Huebner and Payne (2010) have shown in their academic research that, albeit with limited training in the Dialogic Reading method, parents who learn about it tend to use it permanently even after several years, as they recognize the positive effect of this method. Numerous researches have then highlighted that the Dialogic Reading method supports its use with young children but also with teenagers up to adolescence.
It is known from numerous specific researches that the level of parental education (Myrberg & Rosén, 2009) the mother tongue spoken by the parents (Halle, Hair, Wandner, McNamara & Chien, 2012) and the number of times parents read to children (Sénéchal & LeFevre, 2002) are all factors that have an effect on students’ academic performance. Therefore, an interesting academic research conducted by Diana Brannon and Linda Dauksas has shown that considering similar levels of education of the parents, the mother tongue spoken and the frequency of interaction with the children in reading, in two groups, one of which didn’t have information on Dialogic Reading while the other had, the group that used Dialogic Reading highlighted significant differences and benefits in the interaction between parents and children.

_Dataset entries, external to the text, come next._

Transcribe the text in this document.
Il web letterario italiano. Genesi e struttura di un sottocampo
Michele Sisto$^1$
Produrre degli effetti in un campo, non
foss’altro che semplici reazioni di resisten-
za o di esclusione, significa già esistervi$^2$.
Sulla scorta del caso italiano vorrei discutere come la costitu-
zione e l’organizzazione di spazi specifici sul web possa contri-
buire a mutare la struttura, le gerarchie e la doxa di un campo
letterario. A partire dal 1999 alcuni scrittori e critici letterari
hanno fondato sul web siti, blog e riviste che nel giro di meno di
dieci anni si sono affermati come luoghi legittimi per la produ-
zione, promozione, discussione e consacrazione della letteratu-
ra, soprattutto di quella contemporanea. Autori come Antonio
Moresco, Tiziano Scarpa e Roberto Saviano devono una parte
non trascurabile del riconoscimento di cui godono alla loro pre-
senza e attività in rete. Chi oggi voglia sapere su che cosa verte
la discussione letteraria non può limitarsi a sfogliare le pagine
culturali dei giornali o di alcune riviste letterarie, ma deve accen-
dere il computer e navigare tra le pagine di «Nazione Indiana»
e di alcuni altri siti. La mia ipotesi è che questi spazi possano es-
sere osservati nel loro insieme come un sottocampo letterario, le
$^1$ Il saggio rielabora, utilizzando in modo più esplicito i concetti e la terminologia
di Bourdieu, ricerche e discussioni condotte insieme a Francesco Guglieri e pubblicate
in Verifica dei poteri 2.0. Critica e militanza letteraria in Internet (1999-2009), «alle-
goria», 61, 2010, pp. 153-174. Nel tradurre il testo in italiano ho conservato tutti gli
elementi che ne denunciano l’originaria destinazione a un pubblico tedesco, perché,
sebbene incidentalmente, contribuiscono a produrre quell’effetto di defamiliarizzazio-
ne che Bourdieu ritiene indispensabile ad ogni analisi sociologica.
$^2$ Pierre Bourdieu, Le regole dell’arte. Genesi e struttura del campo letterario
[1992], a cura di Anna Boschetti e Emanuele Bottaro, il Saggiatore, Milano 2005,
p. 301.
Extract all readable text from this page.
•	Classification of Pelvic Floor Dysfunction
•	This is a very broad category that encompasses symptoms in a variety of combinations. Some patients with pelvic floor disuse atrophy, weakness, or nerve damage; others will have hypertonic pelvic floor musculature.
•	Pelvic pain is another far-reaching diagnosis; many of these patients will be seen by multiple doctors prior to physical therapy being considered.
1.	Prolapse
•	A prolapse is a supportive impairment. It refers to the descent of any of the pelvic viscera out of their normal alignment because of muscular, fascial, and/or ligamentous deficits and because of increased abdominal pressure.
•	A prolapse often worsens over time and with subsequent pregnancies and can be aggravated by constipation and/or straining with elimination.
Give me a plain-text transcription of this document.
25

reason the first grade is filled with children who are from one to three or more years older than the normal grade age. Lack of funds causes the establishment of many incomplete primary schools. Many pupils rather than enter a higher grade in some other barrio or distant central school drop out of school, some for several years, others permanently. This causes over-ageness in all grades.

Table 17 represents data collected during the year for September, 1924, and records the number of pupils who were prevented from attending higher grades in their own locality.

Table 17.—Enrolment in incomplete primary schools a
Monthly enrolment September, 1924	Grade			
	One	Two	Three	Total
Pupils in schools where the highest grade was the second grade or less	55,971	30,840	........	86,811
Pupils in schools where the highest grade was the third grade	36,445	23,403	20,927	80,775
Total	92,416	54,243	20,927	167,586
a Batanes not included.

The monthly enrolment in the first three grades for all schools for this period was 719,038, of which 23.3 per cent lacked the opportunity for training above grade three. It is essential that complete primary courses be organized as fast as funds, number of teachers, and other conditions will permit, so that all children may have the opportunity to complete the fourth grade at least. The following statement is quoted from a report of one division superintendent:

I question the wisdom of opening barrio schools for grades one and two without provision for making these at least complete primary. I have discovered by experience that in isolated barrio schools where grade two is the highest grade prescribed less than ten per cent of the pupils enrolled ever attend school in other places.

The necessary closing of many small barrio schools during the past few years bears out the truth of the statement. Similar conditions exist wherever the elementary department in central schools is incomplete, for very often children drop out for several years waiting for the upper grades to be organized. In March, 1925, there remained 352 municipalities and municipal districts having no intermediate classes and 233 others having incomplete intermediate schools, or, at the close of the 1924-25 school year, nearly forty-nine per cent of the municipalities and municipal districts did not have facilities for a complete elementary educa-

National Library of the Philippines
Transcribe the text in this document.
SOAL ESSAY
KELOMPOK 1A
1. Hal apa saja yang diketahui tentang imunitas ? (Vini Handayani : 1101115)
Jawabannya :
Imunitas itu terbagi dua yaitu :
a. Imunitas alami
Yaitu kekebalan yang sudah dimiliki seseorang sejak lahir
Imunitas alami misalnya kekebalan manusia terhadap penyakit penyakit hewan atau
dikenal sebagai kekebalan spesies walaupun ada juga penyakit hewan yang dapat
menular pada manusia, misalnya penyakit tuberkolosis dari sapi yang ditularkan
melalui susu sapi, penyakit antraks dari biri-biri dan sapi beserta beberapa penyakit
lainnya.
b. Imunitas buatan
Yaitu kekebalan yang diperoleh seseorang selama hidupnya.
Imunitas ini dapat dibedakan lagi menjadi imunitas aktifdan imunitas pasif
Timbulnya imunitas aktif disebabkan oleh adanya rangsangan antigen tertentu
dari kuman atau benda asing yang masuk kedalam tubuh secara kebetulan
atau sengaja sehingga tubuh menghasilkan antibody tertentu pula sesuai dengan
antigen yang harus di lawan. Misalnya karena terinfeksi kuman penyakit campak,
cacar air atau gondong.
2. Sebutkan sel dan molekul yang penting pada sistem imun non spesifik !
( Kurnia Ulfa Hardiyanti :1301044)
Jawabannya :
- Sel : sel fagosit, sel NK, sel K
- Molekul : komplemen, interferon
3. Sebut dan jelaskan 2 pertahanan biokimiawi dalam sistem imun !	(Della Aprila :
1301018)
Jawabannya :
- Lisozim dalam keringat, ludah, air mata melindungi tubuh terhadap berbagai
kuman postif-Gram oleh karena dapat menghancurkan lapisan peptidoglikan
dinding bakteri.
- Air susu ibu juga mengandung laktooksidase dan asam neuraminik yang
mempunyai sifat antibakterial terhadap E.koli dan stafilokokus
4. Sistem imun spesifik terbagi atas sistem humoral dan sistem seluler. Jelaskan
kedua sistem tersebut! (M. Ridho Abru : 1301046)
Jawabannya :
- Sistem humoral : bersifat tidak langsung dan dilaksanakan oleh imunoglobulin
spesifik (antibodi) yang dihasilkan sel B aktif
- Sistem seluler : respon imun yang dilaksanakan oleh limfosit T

The benefits of Dialogic Reading are not limited, from a relational perspective, to the interaction between parents and children. They extend to the child’s ability to relate to their peers. In fact, an expanded vocabulary and a consequent greater ability to interpret events as well as greater precision in understanding the meaning of words, are all factors that facilitate the child’s relationship with his or her peers and other adults such as teachers.